Welcome to The Fix’s weekly news digest! Every week, we bring you important news stories from the world of media – and try to put them in a wider context.
Our latest weekly digest explores stories about the intensifying crackdown on free press in Eastern Europe and media business stories in the West.
The crackdown on free press in Belarus intensified this week as the authorities blocked the largest news site Tut.by and interrogated its journalists.
On Tuesday, May 18th, financial police raided the homes of the oulet’s chief editor Marina Zolotova and numerous journalists working for Tut.by; Zolotova and a dozen other employees were detained. Formally, they are accused of tax evasion, with the authorities having opened a criminal case on large-scale tax fraud.
The outlet’s website was blocked in Belarus this week, and it went offline even outside the country. Tut.by continues to operate through social media, including its Telegram channel with over 500,000 subscribers.
The attack is so significant because Tut.by is among the oldest, most popular, and most venerated media outlets in the country.
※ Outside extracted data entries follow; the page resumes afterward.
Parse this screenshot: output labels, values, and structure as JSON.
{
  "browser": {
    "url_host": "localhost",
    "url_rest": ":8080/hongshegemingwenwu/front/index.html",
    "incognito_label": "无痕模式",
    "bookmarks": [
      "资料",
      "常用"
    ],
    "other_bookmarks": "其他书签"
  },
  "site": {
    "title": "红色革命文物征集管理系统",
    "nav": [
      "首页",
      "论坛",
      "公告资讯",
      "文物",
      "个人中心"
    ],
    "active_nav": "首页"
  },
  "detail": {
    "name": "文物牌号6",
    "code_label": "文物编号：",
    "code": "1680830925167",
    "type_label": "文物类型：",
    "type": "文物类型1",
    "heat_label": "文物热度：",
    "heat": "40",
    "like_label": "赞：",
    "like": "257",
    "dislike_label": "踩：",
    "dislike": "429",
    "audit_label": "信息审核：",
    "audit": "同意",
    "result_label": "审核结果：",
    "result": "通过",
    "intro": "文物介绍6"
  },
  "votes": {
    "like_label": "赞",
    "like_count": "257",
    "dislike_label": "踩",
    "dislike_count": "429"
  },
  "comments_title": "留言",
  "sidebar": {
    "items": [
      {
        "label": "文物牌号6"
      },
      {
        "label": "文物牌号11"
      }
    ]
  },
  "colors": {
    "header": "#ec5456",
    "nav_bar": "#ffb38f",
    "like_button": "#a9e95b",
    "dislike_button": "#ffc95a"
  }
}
According to one estimate, Tut.by reached 65% Belarusian internet users in 2020. As Russian media manager Dmitry Navosha put it, Tut.by is “one of the few established institutions” in Belarus, having emerged “miraculously” despite the limited press freedom over the past decades.
More from The Fix on the Belarus media crackdown: Mass crackdown on human rights defenders, journalists in Belarus / Help needed: what can be done to support Belarusian media
In the meanwhile, Russian authorities are also cracking down on free press, even if using somewhat less crude means.
Late last week, Russian Justice Ministry labeled business publication VTimes a “foreign agent.” This labeling doesn’t prevent the outlet from operating, but it hinders VTimes’ business prospects and jeopardises its reporters. The move comes a few weeks after the equivalent designation of Meduza, one of the most popular Russian-language news sites.
VTimes is an independent business news outlet founded in 2020 by former editors of Vedomosti, a leading Russian business newspaper, after the latter was bought by a Kremlin-friendly businessman and saw its editorial freedom curtained.
As The Bell notes, “the addition of VTimes to the list suggests this is actually a deliberate decision to ratchet up pressure on independent media as a whole [rather than a one-off attack on Meduza].”
Radio Free Europe/Radio Liberty (RFE/RL), which had been designated a “foreign agent” earlier, has filed a lawsuit against Russia at the European Court of Human Rights to contest the labeling this week. Unlike Meduza and VTimes, the organization has refused to comply with the regulation’s requirements and has thus been heavily fined by the government. (The difference is that RFE/RL has US government backing and can thus afford incurring losses that other outlets cannot).
More from The Fix on VTimes, “foreign agent” labeling: Ex-Vedomosti journalists embark on tough path to (re)build an independent financial media in Russia / Meduza counters Russian authorities’ “foreign agent” attack with appeal to readers
This week, Europe’s biggest publishing house Axel Springer announced a deal with Facebook, significantly expanding Facebook News in Europe and taking the German publisher’s content global.
Axel Springer’s largest publications include Bild, Welt, and Business Insider. The cooperation will have a global reach, including the expansion of Facebook’s and Business Insider’s cooperation in the United States.
As Reuters notes, “the deal follows a turbulent few months that saw publishers around the world baulk at the terms offered by Facebook for news distribution, leading the social network to suspend operations in Australia until a compromise could be hammered out.”
More from The Fix on the news: Axel Springer inks deal with Facebook News to take its content global
Another business opportunity has emerged for the booming crypto media sector. With the intensifying excitement for the broader cryptocurrency sector and the rising prices for major currencies, crypto news have attracted growing attention.
As Axios reported last week, “a slew of new crypto media companies have gained enormous traction over the past year.” From January to April, eight most popular publishers in this sector attracted 475% more traffic as compared with the similar period last year, a far greater increase than other sectors.
This week, Axios reported that Coinbase, a crypto giant that recently went public at an $86 billion valuation, is launching its own media operation. According to the publication, “the idea, still in its early stages, is to hire an in-house team of roughly 30 to run a cross-platform media operation.”